Fishery selection and its relevance to stock assessment and fishery management

• Fishery selection (selectivity) measures relative fishing mortality-at-age.
• Fishing gear and the locations of the fish and the fishing influence selectivity.
• VPA estimates indicate diverse selectivity curve shapes and temporal variability.
• Selectivity influences fishery performance and stock assessments.

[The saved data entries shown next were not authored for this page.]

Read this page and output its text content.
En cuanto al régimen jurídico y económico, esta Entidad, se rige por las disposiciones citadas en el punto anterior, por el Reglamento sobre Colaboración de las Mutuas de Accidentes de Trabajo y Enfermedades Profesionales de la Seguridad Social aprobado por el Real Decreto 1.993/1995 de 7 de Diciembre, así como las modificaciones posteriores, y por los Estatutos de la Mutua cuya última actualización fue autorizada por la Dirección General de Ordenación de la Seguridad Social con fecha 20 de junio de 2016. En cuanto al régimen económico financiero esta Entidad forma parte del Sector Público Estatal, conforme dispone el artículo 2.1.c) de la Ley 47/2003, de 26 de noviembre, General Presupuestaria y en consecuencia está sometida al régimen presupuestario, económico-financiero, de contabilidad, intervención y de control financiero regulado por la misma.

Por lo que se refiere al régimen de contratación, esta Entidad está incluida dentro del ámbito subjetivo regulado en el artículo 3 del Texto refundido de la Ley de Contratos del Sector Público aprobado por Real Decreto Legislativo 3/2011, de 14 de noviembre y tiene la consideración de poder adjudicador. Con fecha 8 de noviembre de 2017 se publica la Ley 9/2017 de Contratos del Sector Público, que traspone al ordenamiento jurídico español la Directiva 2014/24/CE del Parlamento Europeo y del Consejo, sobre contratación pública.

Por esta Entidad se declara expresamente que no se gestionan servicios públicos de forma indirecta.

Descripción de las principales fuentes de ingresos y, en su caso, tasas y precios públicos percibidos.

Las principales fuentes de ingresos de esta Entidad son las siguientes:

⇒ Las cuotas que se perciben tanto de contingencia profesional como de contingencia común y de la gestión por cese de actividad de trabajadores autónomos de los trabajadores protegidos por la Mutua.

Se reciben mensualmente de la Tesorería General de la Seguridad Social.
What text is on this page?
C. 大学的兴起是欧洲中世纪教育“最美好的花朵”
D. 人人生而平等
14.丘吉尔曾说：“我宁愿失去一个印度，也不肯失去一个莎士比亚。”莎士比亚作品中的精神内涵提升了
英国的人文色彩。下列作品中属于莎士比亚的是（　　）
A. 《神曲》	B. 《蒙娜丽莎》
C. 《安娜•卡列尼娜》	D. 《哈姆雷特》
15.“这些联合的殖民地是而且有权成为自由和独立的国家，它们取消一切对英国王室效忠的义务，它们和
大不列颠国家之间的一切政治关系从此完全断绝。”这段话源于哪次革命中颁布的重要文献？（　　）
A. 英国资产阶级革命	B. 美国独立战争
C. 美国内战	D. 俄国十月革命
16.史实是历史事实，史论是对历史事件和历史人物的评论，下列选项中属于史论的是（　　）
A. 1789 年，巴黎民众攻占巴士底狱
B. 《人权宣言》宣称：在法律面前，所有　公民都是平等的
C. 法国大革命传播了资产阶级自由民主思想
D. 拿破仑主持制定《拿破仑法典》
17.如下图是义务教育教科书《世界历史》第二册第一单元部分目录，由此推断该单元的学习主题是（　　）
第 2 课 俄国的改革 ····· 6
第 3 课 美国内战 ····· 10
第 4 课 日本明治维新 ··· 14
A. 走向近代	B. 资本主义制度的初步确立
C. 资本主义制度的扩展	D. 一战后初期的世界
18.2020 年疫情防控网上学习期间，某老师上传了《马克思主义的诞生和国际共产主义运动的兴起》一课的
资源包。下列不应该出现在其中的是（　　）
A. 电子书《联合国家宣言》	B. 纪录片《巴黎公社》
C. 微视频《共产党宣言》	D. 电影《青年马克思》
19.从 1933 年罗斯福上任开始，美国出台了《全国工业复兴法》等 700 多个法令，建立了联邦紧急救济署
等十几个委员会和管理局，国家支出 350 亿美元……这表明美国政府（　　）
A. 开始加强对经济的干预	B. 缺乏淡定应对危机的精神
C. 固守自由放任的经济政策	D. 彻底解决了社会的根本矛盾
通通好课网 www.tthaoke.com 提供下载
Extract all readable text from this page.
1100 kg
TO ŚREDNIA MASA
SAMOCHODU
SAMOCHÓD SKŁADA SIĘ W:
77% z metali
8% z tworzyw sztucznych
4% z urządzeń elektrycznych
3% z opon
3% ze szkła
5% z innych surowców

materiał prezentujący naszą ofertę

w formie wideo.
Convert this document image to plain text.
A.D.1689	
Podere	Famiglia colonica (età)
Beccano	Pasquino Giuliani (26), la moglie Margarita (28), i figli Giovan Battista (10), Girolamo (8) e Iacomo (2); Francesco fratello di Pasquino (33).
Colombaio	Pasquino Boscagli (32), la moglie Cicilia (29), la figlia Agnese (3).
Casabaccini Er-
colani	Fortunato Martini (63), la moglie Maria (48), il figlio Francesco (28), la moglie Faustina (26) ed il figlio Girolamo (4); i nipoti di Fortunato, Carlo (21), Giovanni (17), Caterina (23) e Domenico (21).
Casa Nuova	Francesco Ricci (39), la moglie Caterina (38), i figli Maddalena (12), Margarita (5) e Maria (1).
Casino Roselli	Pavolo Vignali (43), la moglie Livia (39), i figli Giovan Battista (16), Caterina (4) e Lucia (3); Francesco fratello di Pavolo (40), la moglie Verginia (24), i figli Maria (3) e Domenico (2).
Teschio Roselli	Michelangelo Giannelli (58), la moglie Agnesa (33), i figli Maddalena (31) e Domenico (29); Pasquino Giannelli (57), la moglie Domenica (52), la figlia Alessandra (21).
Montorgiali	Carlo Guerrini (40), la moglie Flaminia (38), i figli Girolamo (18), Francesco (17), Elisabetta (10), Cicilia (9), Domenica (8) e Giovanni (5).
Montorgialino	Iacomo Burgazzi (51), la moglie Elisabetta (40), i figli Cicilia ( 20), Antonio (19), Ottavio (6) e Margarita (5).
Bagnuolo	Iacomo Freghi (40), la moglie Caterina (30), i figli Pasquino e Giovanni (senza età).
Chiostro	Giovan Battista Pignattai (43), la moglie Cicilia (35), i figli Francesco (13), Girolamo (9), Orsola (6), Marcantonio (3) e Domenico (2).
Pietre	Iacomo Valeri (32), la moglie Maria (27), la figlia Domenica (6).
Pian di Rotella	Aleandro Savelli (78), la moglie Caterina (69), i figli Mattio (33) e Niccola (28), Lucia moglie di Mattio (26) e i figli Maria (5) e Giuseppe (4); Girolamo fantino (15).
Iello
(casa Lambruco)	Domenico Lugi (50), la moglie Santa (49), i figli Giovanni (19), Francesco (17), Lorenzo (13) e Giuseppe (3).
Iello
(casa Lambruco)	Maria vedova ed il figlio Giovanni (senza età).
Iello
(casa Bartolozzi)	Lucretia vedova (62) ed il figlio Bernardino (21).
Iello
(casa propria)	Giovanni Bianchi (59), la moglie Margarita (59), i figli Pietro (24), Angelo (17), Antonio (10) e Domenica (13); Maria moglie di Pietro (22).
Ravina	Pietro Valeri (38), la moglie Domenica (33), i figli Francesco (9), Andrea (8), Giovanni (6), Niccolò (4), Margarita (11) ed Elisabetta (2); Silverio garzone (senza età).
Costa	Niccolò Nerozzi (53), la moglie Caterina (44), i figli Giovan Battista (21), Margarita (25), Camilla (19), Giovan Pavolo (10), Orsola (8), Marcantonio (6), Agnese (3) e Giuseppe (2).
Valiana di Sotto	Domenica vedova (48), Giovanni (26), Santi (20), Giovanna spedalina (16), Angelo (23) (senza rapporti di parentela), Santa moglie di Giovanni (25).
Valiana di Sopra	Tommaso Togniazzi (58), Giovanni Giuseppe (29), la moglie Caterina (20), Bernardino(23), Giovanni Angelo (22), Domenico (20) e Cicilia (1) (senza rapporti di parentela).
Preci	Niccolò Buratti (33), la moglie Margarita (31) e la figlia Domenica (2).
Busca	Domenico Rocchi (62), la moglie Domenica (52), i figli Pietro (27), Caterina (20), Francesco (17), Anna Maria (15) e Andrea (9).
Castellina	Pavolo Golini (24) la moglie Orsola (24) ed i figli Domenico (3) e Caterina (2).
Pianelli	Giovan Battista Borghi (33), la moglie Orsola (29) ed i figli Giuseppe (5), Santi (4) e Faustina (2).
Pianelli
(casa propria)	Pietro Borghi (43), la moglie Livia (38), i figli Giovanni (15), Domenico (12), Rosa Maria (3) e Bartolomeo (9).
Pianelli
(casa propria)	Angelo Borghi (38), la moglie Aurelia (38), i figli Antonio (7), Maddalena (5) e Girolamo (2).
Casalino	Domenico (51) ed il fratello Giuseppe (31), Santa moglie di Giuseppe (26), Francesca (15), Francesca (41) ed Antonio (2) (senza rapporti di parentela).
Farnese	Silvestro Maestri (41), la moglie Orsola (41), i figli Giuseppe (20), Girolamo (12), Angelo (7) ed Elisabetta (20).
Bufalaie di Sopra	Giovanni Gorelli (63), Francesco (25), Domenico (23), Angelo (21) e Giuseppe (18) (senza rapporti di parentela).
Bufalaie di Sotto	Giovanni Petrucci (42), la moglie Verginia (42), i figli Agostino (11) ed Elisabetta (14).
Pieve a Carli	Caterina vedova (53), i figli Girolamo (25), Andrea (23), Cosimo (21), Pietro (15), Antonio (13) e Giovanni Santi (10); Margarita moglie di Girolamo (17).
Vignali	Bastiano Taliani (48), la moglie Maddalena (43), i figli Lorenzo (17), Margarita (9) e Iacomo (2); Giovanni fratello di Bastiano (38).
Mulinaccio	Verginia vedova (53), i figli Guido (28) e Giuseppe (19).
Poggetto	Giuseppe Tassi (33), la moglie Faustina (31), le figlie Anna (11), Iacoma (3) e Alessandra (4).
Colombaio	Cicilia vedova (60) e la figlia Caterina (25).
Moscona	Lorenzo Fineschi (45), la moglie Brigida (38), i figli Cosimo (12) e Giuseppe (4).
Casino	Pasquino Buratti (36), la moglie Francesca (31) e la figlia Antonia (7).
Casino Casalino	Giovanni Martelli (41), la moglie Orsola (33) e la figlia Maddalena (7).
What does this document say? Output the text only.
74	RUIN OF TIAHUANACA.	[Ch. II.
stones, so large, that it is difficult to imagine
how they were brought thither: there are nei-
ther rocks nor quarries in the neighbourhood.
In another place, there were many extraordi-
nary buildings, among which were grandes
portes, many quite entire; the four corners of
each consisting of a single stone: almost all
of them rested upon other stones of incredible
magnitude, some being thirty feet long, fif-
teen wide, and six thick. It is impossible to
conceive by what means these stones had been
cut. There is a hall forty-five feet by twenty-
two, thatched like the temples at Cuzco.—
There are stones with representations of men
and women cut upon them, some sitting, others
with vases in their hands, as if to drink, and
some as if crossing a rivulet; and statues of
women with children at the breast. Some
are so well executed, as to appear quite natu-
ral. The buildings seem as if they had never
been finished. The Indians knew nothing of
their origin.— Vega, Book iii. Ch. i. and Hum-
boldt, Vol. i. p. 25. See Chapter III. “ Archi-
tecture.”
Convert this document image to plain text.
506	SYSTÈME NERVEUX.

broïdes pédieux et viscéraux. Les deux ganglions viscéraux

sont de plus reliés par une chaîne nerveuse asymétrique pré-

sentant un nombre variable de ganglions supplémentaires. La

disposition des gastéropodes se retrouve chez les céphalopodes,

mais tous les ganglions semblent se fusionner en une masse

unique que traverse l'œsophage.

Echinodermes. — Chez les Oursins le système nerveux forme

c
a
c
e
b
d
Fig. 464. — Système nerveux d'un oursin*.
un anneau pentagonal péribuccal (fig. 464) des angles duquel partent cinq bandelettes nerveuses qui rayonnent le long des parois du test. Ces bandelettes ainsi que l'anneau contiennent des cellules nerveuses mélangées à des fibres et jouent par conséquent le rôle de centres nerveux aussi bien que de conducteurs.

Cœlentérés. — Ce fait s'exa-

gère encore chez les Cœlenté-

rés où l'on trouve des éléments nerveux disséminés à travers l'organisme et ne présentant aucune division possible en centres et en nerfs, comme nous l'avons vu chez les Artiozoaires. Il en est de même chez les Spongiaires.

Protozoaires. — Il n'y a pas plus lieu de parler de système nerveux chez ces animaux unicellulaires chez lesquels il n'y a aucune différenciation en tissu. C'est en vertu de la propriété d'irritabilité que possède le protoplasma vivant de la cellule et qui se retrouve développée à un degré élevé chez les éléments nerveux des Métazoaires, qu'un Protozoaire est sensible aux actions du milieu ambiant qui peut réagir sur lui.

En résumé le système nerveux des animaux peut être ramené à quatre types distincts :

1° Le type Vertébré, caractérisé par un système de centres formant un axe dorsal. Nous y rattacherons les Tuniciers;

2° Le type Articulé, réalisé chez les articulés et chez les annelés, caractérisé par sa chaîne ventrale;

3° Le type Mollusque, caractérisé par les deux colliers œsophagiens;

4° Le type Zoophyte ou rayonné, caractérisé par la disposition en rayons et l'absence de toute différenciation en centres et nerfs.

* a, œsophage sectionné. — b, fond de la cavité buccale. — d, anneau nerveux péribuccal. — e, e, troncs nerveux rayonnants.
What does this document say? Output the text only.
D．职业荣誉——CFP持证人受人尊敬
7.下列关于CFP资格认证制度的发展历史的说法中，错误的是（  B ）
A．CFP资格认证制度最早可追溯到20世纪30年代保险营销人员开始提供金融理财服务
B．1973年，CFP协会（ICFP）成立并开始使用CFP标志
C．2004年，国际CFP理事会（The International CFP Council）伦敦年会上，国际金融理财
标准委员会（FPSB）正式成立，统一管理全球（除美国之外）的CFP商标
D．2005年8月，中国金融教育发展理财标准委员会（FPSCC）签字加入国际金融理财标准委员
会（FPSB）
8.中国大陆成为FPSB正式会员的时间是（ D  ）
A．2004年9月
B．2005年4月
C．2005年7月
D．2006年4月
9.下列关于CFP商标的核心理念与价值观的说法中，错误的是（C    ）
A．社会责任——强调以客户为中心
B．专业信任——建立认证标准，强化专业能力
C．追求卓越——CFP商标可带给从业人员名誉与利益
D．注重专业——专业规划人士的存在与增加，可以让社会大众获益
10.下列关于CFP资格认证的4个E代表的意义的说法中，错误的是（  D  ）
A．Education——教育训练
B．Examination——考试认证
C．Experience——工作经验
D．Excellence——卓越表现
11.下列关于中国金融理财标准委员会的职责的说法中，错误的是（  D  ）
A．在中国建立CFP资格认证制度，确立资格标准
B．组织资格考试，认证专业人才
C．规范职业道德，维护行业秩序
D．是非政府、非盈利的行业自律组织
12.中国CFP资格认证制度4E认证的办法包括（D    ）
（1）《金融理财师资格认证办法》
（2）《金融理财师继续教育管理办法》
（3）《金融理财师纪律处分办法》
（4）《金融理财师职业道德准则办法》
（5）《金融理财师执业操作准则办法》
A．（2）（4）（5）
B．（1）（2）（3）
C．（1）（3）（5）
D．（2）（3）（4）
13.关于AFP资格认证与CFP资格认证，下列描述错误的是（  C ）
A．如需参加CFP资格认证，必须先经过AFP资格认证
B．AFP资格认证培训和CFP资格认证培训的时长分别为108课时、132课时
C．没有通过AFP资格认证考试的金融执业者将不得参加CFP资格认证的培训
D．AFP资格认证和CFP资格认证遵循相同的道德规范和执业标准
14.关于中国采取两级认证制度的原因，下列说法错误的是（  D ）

Fishery selection (selectivity for short) is the term often used to describe the phenomenon whereby a fish stock experiences mortality due to fishing that is age- or size-specific. Selectivity operates both at a local scale, as in the direct interactions of individual fish with the fishing gear (contact selection), and at a stock-wide scale (population selection), as evidenced by the differential rates of fishing mortality-at-age that are generally observed in stock assessment results. All age-structured stock assessment models have some form of fishery selection to modulate the impact of fishing mortality on differing age-classes, but selection coefficients, from a stock assessment viewpoint, generally are nuisance parameters rather than a focus of attention. This paper provides an overview of the three main processes that contribute to and influence population selection: (1) physical sorting by the fishing gear or differential behavioral responses of the fish to the gear produce the phenomenon of contact selection; (2) differing selection properties of different types of fishing gear (e.g., trawl versus longline) in turn generate a composite selection curve that is a weighted average of the different kinds of contact selection; and (3) when the fish are not well mixed spatially, then the spatial distribution of fishing relative to the spatial distribution of the fish also affects population selectivity. Fishing mortality-at-age estimates derived from a published Virtual Population Analysis of Scotian Shelf haddock are used to illustrate the diversity of shapes that can be seen in population selection curves and their considerable temporal variability. A spatial model for fishery age-selectivity is then used to demonstrate that the maximum relative yield harvested from a stock can be a function of both contact selection and the spatial distribution of fishing.